The camera cut back to Craig -- now Keir was holding his mic stand upside-down, with the mic in his face and the stand base about four feet over his head. I've never seen anyone do this, and I've seen live concerts with less of a sense of danger and excitement. Becca (Molly Hager) took the mic for a star turn, and Emma Roberts, as Noelle, stummed her guitar -- in a nice touch, the scars on her face were encased with glitter. The song built, climaxed, released, and faded to black. One person, watching the monitors, was tearing up.
I wasn't crying, although I might when I see the movie in theaters.
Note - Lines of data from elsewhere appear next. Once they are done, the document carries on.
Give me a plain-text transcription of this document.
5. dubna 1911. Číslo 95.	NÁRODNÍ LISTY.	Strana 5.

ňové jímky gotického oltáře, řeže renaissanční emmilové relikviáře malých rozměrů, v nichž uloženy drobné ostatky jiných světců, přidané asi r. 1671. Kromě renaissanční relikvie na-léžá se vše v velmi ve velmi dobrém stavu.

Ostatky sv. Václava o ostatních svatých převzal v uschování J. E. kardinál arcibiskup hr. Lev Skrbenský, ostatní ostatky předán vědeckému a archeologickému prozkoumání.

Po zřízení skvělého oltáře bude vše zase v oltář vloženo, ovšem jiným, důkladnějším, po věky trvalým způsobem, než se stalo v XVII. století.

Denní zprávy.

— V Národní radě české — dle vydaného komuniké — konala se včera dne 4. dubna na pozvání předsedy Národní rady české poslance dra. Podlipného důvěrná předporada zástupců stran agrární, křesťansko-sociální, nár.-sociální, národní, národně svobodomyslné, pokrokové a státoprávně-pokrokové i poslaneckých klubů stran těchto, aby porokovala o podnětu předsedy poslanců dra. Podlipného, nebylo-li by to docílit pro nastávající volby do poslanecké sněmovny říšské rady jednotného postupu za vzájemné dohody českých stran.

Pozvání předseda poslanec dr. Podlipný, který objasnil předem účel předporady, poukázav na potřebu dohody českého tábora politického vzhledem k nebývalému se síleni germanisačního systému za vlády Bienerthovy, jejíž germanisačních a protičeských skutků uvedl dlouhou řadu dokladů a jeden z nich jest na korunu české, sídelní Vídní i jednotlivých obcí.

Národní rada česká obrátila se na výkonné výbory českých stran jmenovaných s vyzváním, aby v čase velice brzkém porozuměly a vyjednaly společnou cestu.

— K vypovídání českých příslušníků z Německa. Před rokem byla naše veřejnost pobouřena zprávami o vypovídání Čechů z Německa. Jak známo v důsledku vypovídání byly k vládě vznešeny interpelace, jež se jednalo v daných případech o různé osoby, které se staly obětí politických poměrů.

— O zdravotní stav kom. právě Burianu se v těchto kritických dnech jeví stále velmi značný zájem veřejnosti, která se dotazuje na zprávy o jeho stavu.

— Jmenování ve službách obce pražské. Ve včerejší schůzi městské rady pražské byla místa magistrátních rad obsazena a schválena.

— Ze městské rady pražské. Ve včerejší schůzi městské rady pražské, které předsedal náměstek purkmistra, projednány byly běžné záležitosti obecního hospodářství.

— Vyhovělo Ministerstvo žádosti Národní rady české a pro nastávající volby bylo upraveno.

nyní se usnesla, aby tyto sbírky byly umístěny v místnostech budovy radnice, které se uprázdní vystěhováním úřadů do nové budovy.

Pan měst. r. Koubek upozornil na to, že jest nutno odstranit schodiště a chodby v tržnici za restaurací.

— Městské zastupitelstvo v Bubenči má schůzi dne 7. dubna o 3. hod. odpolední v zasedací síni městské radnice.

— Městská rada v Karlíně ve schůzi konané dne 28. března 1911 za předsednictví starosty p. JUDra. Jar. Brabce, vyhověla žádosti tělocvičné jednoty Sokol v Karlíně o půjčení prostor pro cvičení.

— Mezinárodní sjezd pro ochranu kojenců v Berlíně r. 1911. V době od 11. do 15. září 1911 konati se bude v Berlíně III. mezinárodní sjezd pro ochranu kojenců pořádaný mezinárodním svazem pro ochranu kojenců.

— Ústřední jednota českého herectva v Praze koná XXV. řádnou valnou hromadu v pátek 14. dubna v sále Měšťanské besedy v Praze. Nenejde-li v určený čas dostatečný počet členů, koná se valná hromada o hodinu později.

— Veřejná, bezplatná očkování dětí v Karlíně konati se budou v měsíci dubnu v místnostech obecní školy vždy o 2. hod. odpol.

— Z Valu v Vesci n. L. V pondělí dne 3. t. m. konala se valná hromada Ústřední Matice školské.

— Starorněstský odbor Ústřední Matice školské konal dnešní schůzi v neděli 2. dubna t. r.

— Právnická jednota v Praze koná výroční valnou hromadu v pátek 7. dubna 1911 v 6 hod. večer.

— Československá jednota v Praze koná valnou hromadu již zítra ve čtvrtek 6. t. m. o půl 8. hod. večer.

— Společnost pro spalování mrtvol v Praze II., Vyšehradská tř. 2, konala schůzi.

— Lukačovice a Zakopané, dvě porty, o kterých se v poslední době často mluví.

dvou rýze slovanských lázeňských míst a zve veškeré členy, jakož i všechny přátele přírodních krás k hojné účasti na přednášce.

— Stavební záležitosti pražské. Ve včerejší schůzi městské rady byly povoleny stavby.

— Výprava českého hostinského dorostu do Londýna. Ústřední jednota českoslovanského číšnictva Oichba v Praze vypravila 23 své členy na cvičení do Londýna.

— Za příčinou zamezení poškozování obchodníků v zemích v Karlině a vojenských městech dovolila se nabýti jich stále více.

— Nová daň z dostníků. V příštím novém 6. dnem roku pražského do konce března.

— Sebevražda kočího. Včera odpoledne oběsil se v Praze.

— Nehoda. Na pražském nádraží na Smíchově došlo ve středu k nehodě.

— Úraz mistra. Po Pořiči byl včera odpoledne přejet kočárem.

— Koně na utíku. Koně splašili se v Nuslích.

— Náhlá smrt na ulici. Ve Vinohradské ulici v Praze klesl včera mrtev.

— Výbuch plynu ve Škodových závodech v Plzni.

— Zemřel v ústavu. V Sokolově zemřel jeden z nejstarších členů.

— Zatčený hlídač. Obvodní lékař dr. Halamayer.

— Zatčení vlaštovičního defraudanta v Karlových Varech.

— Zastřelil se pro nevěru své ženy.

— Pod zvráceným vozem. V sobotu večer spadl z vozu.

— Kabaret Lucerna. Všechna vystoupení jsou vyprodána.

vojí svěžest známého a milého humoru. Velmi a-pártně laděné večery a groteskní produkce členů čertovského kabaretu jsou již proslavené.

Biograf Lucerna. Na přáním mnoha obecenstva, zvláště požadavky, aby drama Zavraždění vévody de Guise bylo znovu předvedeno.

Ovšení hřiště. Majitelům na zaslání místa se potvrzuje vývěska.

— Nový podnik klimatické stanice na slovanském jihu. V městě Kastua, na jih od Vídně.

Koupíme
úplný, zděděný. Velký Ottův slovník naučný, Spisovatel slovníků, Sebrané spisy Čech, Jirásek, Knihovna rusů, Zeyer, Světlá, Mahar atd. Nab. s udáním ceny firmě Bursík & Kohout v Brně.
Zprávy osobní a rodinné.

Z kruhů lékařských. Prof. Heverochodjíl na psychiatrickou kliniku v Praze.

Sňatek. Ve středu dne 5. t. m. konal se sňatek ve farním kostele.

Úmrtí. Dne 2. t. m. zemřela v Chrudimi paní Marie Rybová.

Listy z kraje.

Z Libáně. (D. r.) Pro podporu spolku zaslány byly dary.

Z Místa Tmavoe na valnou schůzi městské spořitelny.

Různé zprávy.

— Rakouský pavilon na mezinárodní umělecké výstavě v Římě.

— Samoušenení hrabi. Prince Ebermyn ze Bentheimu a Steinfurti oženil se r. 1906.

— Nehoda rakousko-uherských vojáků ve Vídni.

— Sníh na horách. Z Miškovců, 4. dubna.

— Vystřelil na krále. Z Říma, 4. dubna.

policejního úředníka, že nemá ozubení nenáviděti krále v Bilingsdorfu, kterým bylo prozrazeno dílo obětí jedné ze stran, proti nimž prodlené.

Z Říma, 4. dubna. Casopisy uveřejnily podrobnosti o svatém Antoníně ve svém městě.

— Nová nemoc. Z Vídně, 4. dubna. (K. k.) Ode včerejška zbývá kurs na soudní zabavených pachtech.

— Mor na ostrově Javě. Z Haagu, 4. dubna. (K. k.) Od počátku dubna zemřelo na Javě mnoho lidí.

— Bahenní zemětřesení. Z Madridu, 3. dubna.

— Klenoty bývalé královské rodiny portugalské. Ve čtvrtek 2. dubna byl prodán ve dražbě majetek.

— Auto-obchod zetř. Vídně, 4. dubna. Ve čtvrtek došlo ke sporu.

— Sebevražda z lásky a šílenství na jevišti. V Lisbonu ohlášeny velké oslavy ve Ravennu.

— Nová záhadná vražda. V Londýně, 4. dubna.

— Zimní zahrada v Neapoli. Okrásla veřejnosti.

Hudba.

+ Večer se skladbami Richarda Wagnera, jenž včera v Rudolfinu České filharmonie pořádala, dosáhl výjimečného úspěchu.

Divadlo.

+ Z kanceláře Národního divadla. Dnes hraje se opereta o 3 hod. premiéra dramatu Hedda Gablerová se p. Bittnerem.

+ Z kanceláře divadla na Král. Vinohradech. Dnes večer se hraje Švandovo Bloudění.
I was thinking about the strange string of events -- the impossible, lucky, ridiculous chain of events -- that led from me being in Methodist Hospital in Park Slope Brooklyn in late 2004 listening to "Like A Rolling Stone" to me sitting in Greenpoint in 2010 watching "Under Pressure." I felt like I was watching images with staying power, built by a crew of some of the most gracious, kind, intelligent, funny, unpretentious people I've met.
It's been real, everyone. Thank you. To the cast, crew, producers, EPK team... and to the people back in the real hospital. I hope you're all okay. There's terror in knowing what this world is about, but when you share it with people, it gets a little less scary.